Frank Sanguinetti’s story started with the arrival in Australia of an Italian tailor back in the mid-1800s, extended through a successful football career before the First World War and continues to this day through his great grandchildren and their families.

And Collingwood has been the common thread through it all.

The family’s early story was dogged by tragedy. Frank’s grandfather – Giovanni Battista Sanguinetti, later anglicised to John – was born in Rapallo, a coastal town near Genoa in Italy, in 1833. He came to Melbourne in 1857 and set up a successful tailoring business in Little Collins Street which would later move to new premises in Collingwood and Abbotsford, and pass to Frank’s father, John.

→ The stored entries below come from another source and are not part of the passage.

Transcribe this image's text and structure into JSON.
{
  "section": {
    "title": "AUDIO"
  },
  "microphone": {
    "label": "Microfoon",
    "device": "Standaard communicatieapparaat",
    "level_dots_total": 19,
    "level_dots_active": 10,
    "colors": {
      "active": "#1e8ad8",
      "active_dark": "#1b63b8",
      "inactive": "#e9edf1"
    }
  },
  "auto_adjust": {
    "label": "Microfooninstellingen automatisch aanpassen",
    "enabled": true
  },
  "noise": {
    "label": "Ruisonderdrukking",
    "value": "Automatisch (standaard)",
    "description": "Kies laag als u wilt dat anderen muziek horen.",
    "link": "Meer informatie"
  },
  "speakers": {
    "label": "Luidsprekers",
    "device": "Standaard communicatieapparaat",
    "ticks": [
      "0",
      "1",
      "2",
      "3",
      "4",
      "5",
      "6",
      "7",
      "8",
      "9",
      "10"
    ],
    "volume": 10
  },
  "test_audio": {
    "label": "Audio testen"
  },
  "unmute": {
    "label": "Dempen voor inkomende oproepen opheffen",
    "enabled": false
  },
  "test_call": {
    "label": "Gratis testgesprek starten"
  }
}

Frank himself was born in Collingwood 1886, the third of three boys but the only one to make it into adulthood: the first born, Alberto, died at 10 months, while John Jnr (better known as Jack) died just before his 17th birthday, by which point he was already playing football with a local team called Collingwood Imperials. Then, shortly after he turned 16, Frank also lost his mother, Emily Purthynia: family lore has it that she died of a broken heart soon after Jack’s death. For Frank, this was a dual loss from which he never really recovered.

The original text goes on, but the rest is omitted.